Bei WestLB-Fall passierte zunächst nichts

Erst etwa einen Monat später bemerkte die Bafin, dass es hier wohl um eine der größten Affären im deutschen Finanzwesen seit vielen Jahren geht. Der WestLB-Fall ist nicht die einzige Panne der Behörde, die aus den Einzelaufsichten für das Versicherungswesen, den Wertpapierhandel und das Kreditwesen gebildet wurde: Obwohl es viele Indizien für dubiose Machenschaften gab, blieb zum Beispiel der Betrug der Anlagefirma Phoenix Kapitaldienst jahrelang unbemerkt. 30.000 Anleger hoffen nun darauf, dass sie wenigstens einen Teil ihrer Ersparnisse zurückbekommen.

Die 1.500 Beamten der Bafin können zwar täglich Millionen Daten sammeln, sie prüfen Tausende Dokumente auf Vollständigkeit, sie untersuchen jahrelang Insiderfälle. Aber die Bafin hat offenbar kein System, Wichtiges von Unwichtigem zu unterscheiden. Und einen Jagdinstinkt haben die Finanzaufseher bisher nur bei Banken und Versicherungen entwickelt, die sie penibel prüfen.

Sicher, es ist äußerst schwer, Insidergeschäfte und Kursmanipulationen juristisch hieb- und stichfest aufzuarbeiten. Oft fehlen schriftliche Beweise. Auch bei den jüngsten Aktien-Spekulationen im Zusammenhang mit dem angeblichen Übernahmeplan des Energiekonzerns EDF für seinen Konkurrenten RWE wird die Bafin sich schwertun, den Urheber von Gerüchten ausfindig zu machen.

Keine Finanzaufsicht der Welt kann Mauscheleien an der Börse von vorneherein verhindern.
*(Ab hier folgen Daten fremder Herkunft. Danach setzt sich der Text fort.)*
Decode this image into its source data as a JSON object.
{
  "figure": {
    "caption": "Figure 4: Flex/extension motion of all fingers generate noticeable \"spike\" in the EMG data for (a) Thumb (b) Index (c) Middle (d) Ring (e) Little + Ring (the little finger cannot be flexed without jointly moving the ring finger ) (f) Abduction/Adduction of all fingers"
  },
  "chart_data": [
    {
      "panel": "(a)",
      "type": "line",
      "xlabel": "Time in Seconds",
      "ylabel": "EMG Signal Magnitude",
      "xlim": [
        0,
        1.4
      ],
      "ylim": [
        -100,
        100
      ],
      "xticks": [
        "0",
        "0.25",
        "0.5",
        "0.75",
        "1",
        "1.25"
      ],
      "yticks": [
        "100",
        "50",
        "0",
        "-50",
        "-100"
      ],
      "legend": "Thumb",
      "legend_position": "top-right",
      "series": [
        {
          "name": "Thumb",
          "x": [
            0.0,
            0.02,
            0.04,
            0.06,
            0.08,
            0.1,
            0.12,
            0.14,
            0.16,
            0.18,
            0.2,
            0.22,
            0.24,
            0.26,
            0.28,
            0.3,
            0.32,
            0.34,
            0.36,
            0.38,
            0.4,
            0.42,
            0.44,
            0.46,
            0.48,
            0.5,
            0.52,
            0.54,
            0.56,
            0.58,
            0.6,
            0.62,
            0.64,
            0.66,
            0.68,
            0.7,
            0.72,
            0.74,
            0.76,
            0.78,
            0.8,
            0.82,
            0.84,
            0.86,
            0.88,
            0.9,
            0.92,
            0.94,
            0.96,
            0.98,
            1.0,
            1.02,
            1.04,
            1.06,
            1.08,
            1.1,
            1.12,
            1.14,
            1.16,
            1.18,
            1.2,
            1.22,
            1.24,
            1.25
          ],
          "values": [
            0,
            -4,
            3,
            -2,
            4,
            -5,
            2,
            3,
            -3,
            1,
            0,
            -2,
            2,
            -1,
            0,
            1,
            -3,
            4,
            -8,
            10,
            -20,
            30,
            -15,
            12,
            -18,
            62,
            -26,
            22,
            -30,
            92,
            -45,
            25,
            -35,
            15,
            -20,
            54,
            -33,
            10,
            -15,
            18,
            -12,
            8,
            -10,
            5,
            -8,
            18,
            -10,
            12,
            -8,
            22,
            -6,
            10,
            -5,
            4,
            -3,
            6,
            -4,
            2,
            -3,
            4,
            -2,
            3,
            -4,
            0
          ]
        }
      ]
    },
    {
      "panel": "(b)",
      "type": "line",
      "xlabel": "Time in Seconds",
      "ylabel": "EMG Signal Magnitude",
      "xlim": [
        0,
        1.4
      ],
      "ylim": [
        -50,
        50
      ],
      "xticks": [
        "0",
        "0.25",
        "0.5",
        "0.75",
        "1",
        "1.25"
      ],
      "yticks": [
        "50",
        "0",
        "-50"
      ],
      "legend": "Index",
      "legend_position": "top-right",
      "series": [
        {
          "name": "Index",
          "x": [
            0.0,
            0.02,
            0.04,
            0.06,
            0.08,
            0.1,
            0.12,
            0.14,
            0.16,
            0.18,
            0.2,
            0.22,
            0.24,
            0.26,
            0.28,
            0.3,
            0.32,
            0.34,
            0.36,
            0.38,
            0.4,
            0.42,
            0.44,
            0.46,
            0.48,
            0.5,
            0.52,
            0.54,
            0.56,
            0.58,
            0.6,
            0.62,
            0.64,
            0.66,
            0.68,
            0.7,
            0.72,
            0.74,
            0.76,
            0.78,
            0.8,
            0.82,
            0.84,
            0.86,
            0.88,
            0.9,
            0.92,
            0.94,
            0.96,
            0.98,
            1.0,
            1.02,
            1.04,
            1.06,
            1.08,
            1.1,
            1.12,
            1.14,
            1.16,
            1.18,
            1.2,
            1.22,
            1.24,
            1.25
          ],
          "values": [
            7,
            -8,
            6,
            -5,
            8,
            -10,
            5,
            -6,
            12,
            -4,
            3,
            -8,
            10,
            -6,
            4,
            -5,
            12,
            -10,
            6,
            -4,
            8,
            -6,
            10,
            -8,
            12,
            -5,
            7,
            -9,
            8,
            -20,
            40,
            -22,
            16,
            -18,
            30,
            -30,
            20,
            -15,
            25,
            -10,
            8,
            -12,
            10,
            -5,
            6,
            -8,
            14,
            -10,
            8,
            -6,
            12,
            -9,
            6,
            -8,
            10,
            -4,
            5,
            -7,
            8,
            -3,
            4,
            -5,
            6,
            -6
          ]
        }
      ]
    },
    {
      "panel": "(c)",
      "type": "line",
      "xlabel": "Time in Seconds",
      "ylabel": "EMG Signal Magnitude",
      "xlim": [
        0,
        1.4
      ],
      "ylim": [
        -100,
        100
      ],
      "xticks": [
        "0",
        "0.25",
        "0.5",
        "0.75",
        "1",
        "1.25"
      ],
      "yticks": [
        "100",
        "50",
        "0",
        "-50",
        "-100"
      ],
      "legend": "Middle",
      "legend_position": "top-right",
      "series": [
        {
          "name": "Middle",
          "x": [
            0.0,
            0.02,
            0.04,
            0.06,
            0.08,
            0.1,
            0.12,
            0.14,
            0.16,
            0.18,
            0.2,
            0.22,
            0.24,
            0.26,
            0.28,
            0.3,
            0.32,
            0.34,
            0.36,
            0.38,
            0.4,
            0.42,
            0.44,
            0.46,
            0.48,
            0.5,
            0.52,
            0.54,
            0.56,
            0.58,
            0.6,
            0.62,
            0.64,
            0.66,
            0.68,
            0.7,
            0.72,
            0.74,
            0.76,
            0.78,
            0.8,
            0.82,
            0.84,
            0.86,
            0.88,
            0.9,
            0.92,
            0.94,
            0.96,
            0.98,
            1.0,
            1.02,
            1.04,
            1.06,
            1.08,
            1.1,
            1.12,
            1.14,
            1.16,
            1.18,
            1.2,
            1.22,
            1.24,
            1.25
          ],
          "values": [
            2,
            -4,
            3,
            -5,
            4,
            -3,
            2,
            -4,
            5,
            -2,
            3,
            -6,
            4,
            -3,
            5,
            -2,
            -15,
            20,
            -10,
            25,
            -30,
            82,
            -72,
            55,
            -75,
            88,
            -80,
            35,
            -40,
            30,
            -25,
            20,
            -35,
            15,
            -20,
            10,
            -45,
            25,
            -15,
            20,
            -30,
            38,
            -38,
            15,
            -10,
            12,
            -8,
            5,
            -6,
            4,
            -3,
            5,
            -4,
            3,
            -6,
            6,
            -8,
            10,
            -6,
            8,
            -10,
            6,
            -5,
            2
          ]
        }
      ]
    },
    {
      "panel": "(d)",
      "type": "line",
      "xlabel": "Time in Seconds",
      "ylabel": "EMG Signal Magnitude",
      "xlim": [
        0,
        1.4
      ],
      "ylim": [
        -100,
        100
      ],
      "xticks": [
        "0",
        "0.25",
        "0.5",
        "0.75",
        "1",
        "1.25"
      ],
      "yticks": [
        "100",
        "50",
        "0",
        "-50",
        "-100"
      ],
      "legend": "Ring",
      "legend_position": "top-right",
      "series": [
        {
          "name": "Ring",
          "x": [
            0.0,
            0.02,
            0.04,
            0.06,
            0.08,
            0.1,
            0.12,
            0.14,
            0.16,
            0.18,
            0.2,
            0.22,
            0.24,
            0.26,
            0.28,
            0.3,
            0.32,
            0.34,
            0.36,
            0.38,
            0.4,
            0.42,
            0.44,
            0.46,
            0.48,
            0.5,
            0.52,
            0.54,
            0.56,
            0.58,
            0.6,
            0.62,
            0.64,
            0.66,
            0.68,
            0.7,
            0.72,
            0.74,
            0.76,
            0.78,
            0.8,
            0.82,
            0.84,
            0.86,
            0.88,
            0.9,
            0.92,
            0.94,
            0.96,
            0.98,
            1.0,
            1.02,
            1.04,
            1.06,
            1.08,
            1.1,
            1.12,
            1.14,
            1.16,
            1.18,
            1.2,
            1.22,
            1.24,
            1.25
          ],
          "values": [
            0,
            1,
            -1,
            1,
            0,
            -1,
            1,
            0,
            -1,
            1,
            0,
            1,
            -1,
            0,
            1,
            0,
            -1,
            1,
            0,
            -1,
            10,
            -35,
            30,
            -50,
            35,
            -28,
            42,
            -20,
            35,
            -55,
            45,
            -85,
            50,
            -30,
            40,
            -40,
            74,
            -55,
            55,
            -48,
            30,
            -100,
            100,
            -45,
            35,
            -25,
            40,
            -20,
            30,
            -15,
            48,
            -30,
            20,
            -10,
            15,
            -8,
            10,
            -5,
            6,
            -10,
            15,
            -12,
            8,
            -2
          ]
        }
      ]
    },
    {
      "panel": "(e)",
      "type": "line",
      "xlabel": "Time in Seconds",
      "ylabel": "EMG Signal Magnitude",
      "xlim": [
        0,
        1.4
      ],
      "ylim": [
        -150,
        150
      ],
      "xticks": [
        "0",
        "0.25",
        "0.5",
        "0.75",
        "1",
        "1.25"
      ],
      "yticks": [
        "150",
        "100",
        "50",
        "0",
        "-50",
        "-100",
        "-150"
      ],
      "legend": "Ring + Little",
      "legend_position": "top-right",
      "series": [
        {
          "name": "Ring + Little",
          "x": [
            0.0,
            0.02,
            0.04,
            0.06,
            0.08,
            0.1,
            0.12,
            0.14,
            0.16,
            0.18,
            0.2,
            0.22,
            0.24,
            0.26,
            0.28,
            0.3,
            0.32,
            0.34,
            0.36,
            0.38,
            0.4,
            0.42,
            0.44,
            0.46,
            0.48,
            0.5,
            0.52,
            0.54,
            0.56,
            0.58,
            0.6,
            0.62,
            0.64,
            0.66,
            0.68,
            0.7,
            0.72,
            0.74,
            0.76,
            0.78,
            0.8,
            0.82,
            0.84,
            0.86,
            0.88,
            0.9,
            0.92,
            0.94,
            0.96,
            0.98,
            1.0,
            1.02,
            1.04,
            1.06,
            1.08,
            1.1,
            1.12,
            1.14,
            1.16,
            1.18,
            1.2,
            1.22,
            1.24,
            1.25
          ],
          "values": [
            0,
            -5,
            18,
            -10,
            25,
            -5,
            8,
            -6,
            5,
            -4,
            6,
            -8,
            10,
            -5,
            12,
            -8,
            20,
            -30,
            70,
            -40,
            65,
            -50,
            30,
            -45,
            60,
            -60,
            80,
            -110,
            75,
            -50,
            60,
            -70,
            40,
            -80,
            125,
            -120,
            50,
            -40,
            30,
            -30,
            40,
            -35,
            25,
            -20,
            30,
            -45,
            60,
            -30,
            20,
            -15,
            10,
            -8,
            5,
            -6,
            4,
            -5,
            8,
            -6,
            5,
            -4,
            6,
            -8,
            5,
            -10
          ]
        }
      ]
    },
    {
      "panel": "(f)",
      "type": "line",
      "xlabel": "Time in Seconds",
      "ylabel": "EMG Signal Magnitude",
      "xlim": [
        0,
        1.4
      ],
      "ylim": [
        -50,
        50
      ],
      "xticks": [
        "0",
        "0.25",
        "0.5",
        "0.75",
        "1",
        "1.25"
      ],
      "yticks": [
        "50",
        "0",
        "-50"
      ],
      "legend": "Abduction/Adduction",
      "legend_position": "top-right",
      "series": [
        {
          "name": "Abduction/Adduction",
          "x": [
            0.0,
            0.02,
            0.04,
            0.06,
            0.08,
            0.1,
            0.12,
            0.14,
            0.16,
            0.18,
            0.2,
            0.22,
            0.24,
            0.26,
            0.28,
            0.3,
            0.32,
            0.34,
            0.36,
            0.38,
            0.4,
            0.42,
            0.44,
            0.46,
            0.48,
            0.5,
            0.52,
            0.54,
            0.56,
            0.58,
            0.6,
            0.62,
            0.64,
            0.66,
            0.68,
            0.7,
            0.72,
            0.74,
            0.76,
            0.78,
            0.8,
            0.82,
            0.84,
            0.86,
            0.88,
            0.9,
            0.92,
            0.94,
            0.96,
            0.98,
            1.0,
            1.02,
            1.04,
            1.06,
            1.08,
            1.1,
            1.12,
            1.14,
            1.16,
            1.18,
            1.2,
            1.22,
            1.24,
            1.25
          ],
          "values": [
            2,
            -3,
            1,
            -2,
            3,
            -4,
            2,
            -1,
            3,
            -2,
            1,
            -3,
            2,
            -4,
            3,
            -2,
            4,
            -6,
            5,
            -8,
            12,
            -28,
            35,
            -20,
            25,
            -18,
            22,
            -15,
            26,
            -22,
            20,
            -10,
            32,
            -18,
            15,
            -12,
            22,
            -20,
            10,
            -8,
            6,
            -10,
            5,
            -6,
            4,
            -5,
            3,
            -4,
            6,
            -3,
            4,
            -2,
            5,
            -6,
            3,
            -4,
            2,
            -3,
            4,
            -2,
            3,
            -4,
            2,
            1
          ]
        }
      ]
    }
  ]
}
Die wird es immer geben, genauso wie es Diebstahl oder Mord immer geben wird - mit einem großen Unterschied: In Deutschland haben Diebe und Mörder Angst, ins Gefängnis zu kommen, Insider und Kursmanipulateure dagegen nicht.

Schon der in dieser Woche vorgelegte Jahresbericht der Behörde zeigt, dass die Abschreckung nicht funktioniert. 2006 ergingen gerade einmal drei Strafbefehle wegen Marktmanipulationen. Und nur fünfmal wurde deshalb ein Bußgeld verhängt.

Keine Befugnisse

Die meisten Ermittlungen laufen ins Leere. Die Wahrscheinlichkeit, dass Schalke 04 doch noch irgendwann deutscher Fußballmeister wird, ist vermutlich größer als das Risiko, in Deutschland wegen Insiderhandels bestraft zu werden.

Das liegt an der Bafin, die im Gegensatz zur amerikanischen Finanzaufsicht SEC weitreichende Befugnisse bei ihrer Ermittlungsarbeit gar nicht hat. Das liegt aber auch an den Staatsanwälten, ihnen fehlen die Mittel, die Zeit, die Kompetenz und das Interesse, Börsendelikte weiterzuverfolgen.

Dass es anders geht, beweist die gefürchtetste Finanz- und Börsenaufsichtsbehörde der Welt. DieSECverfolgt Betrügereien am Kapitalmarkt mit großem Erfolg. Hier zahlen Beschuldigte hohe Geldstrafen oder wandern hinter Gitter. Einen so starken Wachtmeister am Kapitalmarkt braucht auch Deutschland.